Luka also touched on improvement of cloud gross margins and marketing and SG&A efficiencies - consolidation of many sponsorships, supplier base among others.
Three areas I would like to understand more:
Margins at the expense of customers?
There is plenty of fat to be removed from within SAP and that should deliver the improved margins SAP is promising to investors. But the temptation in our industry is also to milk the customer (Oracle and the fast growing SaaS vendors are not much better). In the last few years, we have seen quite a backlash to Indirect Access and other SAP audits. I am also seeing SAP propose license conversion fees to move from on-prem to cloud versions. Customers are willing to pay for new functionality, not so much for what they have already paid years in maintenance. So, trying to extract more from older function points, which frankly have been commoditized over the last couple of decades, will only slow down incumbent customer traction.
Focus on total cost to customers?
Historically, SAP has not been very good at benchmarking and managing its partners. That led to my quantifying the huge "GDP" of SAP Nation. As we look at moves from ECC to S/4, I am starting to again see scary SI proposals. Labor intensive and not much automation, with the suspect quality and economics those threaten. Now with the 4 hyperscalers customers could face significant additional exposure. SAP likes to brag it has 000s of partners - without pointing out that cost is borne by customers. I would like to see more SAP detail on how it will better manage its ecosystem, and accelerate its automation and application of ML to its many of the routine conversion, testing, training and other tasks - see more ideas here. Adaire did mention conversion factories - like to hear more about that.

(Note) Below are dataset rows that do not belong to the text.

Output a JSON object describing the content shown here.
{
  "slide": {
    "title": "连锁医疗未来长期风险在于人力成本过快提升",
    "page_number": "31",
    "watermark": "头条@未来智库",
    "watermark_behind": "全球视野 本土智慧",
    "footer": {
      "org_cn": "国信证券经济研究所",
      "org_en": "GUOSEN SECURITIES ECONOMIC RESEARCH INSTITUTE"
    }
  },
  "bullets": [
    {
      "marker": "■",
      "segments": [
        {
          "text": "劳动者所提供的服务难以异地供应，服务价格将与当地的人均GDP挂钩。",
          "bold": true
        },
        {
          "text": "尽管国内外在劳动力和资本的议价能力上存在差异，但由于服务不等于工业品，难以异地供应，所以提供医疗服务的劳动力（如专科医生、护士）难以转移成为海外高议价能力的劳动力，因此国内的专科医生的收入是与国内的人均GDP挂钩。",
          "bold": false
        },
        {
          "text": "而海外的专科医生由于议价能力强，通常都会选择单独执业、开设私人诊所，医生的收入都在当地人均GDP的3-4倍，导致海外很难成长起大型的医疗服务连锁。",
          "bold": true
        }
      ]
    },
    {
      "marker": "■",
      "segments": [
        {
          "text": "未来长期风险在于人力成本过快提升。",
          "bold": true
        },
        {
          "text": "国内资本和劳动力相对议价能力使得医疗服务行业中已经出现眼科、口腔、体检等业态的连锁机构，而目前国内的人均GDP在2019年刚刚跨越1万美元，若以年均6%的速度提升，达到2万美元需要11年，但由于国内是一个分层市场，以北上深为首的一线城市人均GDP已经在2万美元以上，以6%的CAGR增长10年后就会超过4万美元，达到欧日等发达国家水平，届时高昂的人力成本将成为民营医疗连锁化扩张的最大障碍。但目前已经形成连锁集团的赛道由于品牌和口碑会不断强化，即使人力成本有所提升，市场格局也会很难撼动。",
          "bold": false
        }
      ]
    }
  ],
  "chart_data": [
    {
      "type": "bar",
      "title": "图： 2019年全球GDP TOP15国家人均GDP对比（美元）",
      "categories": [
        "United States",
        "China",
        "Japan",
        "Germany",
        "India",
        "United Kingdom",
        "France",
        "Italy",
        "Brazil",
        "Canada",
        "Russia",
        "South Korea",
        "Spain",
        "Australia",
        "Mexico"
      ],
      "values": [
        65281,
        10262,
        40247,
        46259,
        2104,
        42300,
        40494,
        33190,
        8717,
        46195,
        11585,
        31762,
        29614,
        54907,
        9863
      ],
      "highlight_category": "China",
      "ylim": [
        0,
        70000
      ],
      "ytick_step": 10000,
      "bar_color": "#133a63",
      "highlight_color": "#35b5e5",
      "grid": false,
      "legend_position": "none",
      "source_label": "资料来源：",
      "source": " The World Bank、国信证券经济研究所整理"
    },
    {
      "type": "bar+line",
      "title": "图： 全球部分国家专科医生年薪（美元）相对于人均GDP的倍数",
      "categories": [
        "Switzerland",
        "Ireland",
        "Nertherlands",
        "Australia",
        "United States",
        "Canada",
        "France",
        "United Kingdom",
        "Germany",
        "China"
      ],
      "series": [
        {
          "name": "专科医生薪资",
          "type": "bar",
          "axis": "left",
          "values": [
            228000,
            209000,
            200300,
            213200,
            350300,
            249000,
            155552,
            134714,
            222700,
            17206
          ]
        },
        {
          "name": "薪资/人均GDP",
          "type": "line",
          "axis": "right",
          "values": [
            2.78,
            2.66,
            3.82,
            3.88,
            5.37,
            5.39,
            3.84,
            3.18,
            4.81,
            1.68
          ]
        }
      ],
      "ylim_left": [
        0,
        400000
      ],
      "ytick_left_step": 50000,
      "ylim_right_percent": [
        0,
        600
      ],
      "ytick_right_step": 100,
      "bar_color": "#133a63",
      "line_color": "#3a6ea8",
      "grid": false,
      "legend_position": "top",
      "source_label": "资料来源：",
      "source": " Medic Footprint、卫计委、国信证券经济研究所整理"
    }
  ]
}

Not enough R&D or Capex to grow the functional footprint?
There was surprisingly little on industry functionality. SAP keeps promising its partners are working on it. For the next few years, it appears there will be little excess R&D or capex for acquisitions. While SAP needs that discipline in the short term, markets don't wait for ever. Beyond verticals, as I wrote earlier this week "the definition of the "enterprise" continues to rapidly expand and morph, and I see a very fragmented market for the next few years". SAP says it has a shot at a TAM of $ 500 billion by 2023. In my opinion, they could already be aiming for a trillion.
Overall, there was much to like in the 3 hours. As an analyst, it is my job to keep pushing vendors to do more for customers, but realize the new executives already have a very full plate to tackle. Should be a very exciting next few years. It is a great way to kick off a new decade!